Le fait que Mahmoud Dicko soit érigé en opposant numéro un signale la montée de l’islam politique dans ce pays à 95% musulman. L’imam représente un islam rigoriste inspiré de l’Arabie saoudite, dont il a fréquenté les écoles coraniques, un courant pourtant minoritaire au Mali.

Valeurs islamiques

Originaire de Tombouctou, dans le nord du pays, le sexagénaire, marié à deux femmes et père d’une dizaine d’enfants, est bien connu des Maliens. Il a longtemps dirigé le Haut Conseil islamique malien, l’instance représentative des mosquées et associations musulmanes auprès des autorités.

En 2009, l’imam s’était aventuré pour la première fois sur le terrain politique en bataillant avec succès contre une réforme du code de la famille, qui aurait accordé davantage de droits aux femmes. L’année suivante, il déclarait «ne pas pouvoir en tant que musulman s’opposer à l’instauration de la charia», tout en disant vivre «très bien dans un pays laïque».

Depuis, l’influence du chef religieux n’a cessé de croître. Il avait soutenu IBK lors de sa campagne électorale victorieuse en 2013, juste après l’intervention de l’armée française pour stopper les groupes rebelles et djihadistes qui menaçaient de marcher sur la capitale. Mahmoud Dicko a toujours prôné la négociation avec les groupes armés, y compris djihadistes. L’an dernier, l’imam a obtenu le limogeage du premier ministre, partisan de la manière forte contre les djihadistes.

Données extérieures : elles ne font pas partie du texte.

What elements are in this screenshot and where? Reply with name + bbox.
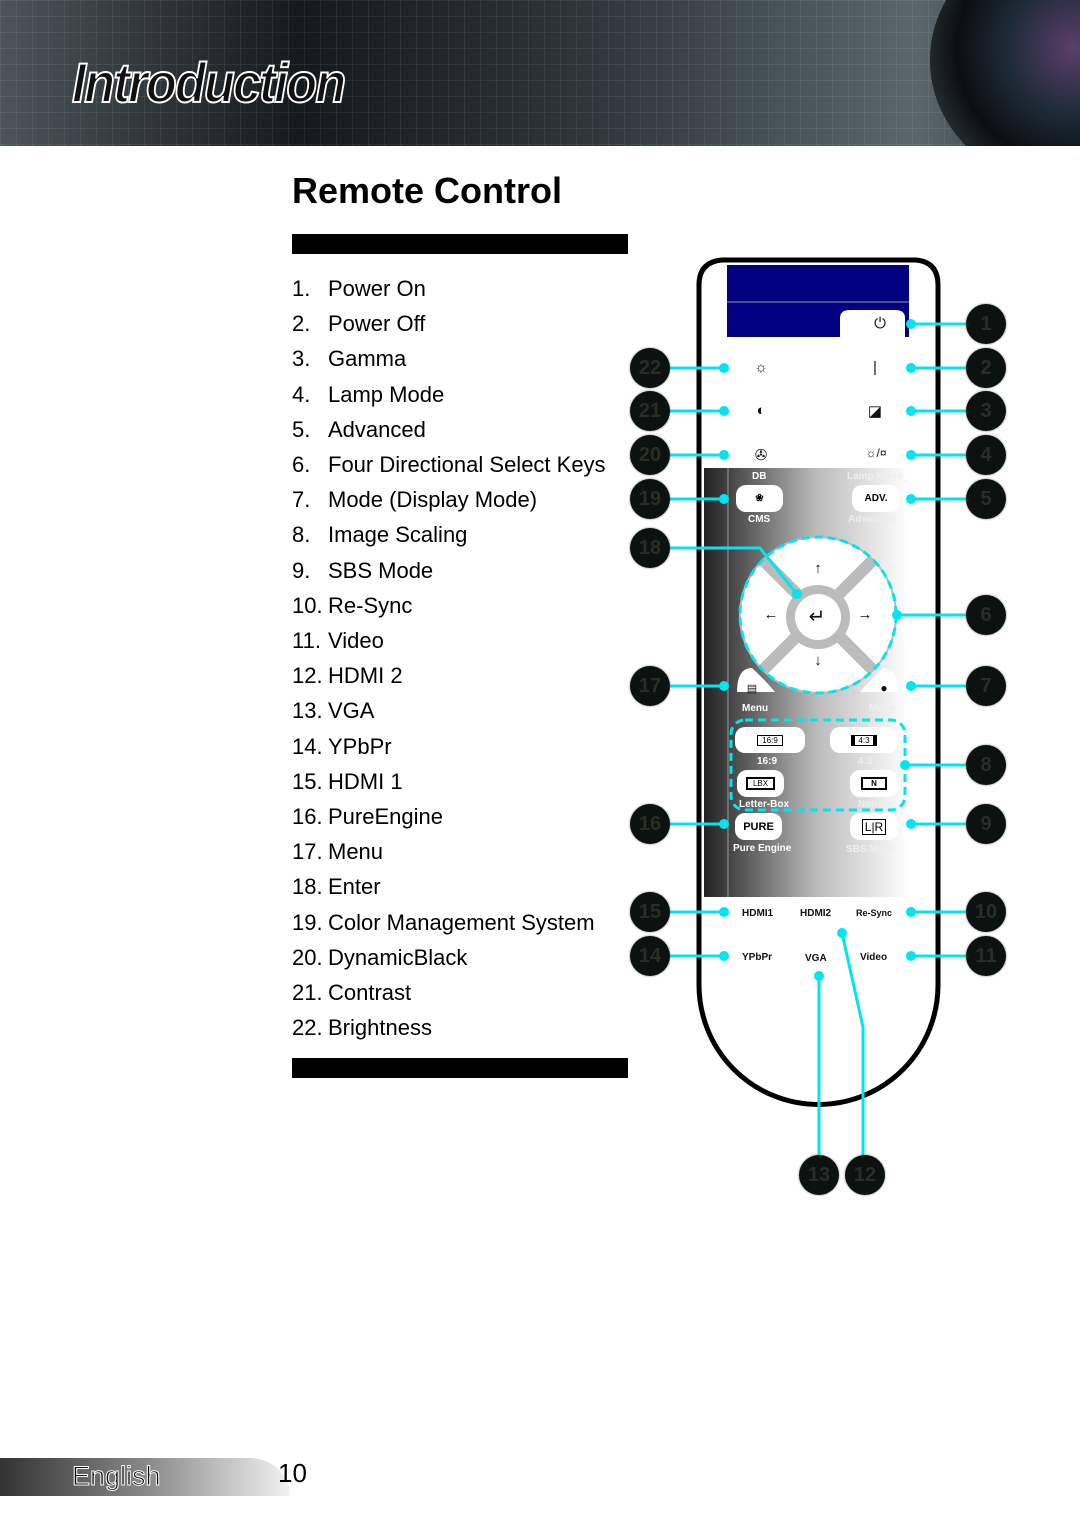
callout-dot xyxy=(900,760,910,770)
callout-number: 21 xyxy=(630,391,670,431)
callout-number: 11 xyxy=(966,936,1006,976)
callout-number: 14 xyxy=(630,936,670,976)
callout-dot xyxy=(719,363,729,373)
callout-dot xyxy=(906,450,916,460)
callout-number: 4 xyxy=(966,435,1006,475)
enter-icon[interactable]: ↵ xyxy=(805,604,829,629)
video-button[interactable]: Video xyxy=(860,952,887,963)
callout-number: 9 xyxy=(966,804,1006,844)
callout-dot xyxy=(906,681,916,691)
lamp-mode-label: Lamp Mode xyxy=(847,471,903,482)
left-arrow-icon[interactable]: ← xyxy=(759,606,783,623)
pure-engine-button[interactable]: PURE xyxy=(735,813,782,840)
gamma-icon[interactable]: ◪ xyxy=(863,402,887,420)
menu-icon[interactable]: ▤ xyxy=(740,682,764,695)
callout-number: 19 xyxy=(630,479,670,519)
power-off-icon[interactable]: | xyxy=(863,359,887,376)
callout-dot xyxy=(906,319,916,329)
aspect-4-3-label: 4:3 xyxy=(858,756,873,767)
down-arrow-icon[interactable]: ↓ xyxy=(806,652,830,669)
footer-language: English xyxy=(72,1461,162,1492)
hdmi2-button[interactable]: HDMI2 xyxy=(800,908,831,919)
mode-icon[interactable]: ● xyxy=(872,681,896,695)
mode-label: Mode xyxy=(869,703,896,714)
callout-number: 15 xyxy=(630,892,670,932)
callout-dot xyxy=(906,363,916,373)
callout-dot xyxy=(906,494,916,504)
callout-number: 6 xyxy=(966,595,1006,635)
db-label: DB xyxy=(752,471,767,482)
callout-number: 13 xyxy=(799,1155,839,1195)
callout-number: 10 xyxy=(966,892,1006,932)
aspect-16-9-button[interactable]: 16:9 xyxy=(735,727,805,753)
callout-dot xyxy=(837,928,847,938)
callout-dot xyxy=(719,681,729,691)
callout-dot xyxy=(892,610,902,620)
callout-dot xyxy=(719,819,729,829)
callout-dot xyxy=(719,494,729,504)
callout-number: 12 xyxy=(845,1155,885,1195)
cms-label: CMS xyxy=(748,514,771,525)
callout-number: 16 xyxy=(630,804,670,844)
advanced-button[interactable]: ADV. xyxy=(852,485,900,512)
callout-number: 17 xyxy=(630,666,670,706)
callout-dot xyxy=(906,406,916,416)
up-arrow-icon[interactable]: ↑ xyxy=(806,560,830,577)
remote-drawing xyxy=(670,257,966,1155)
callout-dot xyxy=(719,406,729,416)
callout-number: 2 xyxy=(966,348,1006,388)
resync-button[interactable]: Re-Sync xyxy=(856,908,892,918)
callout-number: 7 xyxy=(966,666,1006,706)
sbs-mode-label: SBS Mode xyxy=(846,844,896,855)
letterbox-label: Letter-Box xyxy=(739,799,790,810)
ypbpr-button[interactable]: YPbPr xyxy=(742,952,772,963)
dynamic-black-icon[interactable]: ✇ xyxy=(749,446,773,464)
menu-label: Menu xyxy=(742,703,769,714)
lamp-mode-icon[interactable]: ☼/¤ xyxy=(858,446,894,460)
page-number: 10 xyxy=(278,1458,307,1488)
brightness-icon[interactable]: ☼ xyxy=(749,359,773,376)
callout-number: 8 xyxy=(966,745,1006,785)
cms-button[interactable]: ❀ xyxy=(736,485,783,512)
callout-dot xyxy=(792,589,802,599)
hdmi1-button[interactable]: HDMI1 xyxy=(742,908,773,919)
native-button[interactable]: N xyxy=(850,770,898,797)
callout-number: 1 xyxy=(966,304,1006,344)
power-on-icon[interactable]: ⏻ xyxy=(868,315,892,332)
callout-dot xyxy=(906,951,916,961)
right-arrow-icon[interactable]: → xyxy=(853,606,877,623)
pure-engine-label: Pure Engine xyxy=(733,843,792,854)
callout-dot xyxy=(719,450,729,460)
callout-number: 18 xyxy=(630,528,670,568)
callout-dot xyxy=(814,971,824,981)
callout-number: 5 xyxy=(966,479,1006,519)
callout-number: 20 xyxy=(630,435,670,475)
callout-number: 3 xyxy=(966,391,1006,431)
native-label: Native xyxy=(858,799,889,810)
callout-dot xyxy=(906,819,916,829)
callout-dot xyxy=(906,907,916,917)
letterbox-button[interactable]: LBX xyxy=(737,770,784,797)
contrast-icon[interactable]: ◐ xyxy=(749,402,773,419)
callout-number: 22 xyxy=(630,348,670,388)
vga-button[interactable]: VGA xyxy=(805,953,827,964)
cms-icon: ❀ xyxy=(755,493,764,504)
callout-dot xyxy=(719,951,729,961)
aspect-4-3-button[interactable]: 4:3 xyxy=(830,727,898,753)
sbs-mode-button[interactable]: L|R xyxy=(850,813,898,840)
advanced-label: Advanced xyxy=(848,514,896,525)
aspect-16-9-label: 16:9 xyxy=(757,756,778,767)
callout-dot xyxy=(719,907,729,917)
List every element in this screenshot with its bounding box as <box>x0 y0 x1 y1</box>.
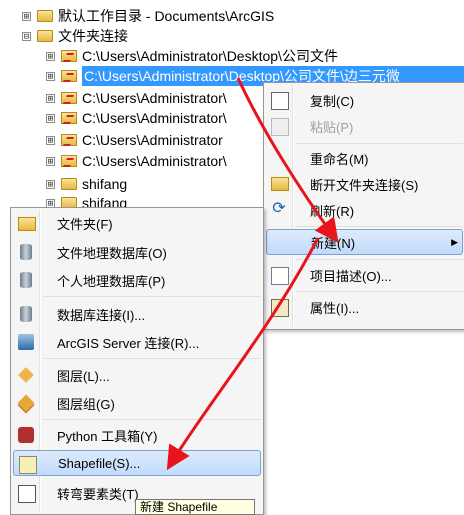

«Cycle infernal de l’impunité»

L’influence ne suffit apparemment plus. Mahmoud Dicko s’est désormais retourné contre le président, même s’il dément toute ambition de briguer un mandat électif. Réélu en 2018, IBK est de plus en plus contesté. Les élections législatives du printemps tenues en pleine pandémie de Covid-19 n’ont fait que renforcer le climat de défiance, d’autant que le chef du principal parti d’opposition a été enlevé pendant la campagne par des djihadistes.

Le président IBK n’a jamais réussi à restaurer l’autorité de l’Etat sur l’ensemble du territoire. Malgré le soutien des forces françaises et des Casques bleus de l’ONU, l’armée continue de payer un très lourd tribut aux attaques djihadistes.

«Il faut briser le cycle infernal de l’impunité», plaide Alioune Tine, l’expert indépendant chargé par le Conseil des droits de l’homme de suivre la situation dans le pays. Le Sénégalais estime toutefois que l’armée et les milices sont tout autant responsables d’exactions que les djihadistes. «Il est facile de dire qu’il faut restaurer l’Etat de droit mais les procureurs ne peuvent plus aller enquêter dans de nombreuses régions du pays», relate l’expert, qui s’est rendu dans le centre du Mali en février dernier.

L’inquiétude des pays voisins

«Le Mali est une digue, continue Alioune Tine. Si elle cède, toute la région sera touchée par les violences.» Début juin, une dizaine de soldats ivoiriens ont été tués dans une attaque djihadiste, la première depuis plusieurs années dans le pays.

Signe de l’inquiétude des pays voisins du Mali, des émissaires de la Communauté économique des Etats d’Afrique de l’Ouest (Cedeao) ont été dépêchés à Bamako. Outre un gouvernement d’union nationale, ils ont préconisé l’organisation de nouvelles élections législatives, là où les résultats ont été les plus controversés.

«La démocratie est en crise dans toute la région, analyse Alioune Tine. La Guinée votera cet automne dans un climat extrêmement dégradé, de même que la Côte d’Ivoire. Les Maliens sont désespérés, pas étonnant qu’ils recherchent quelque chose de nouveau et qu’importe si cette nouvelle offre politique sort des mosquées.»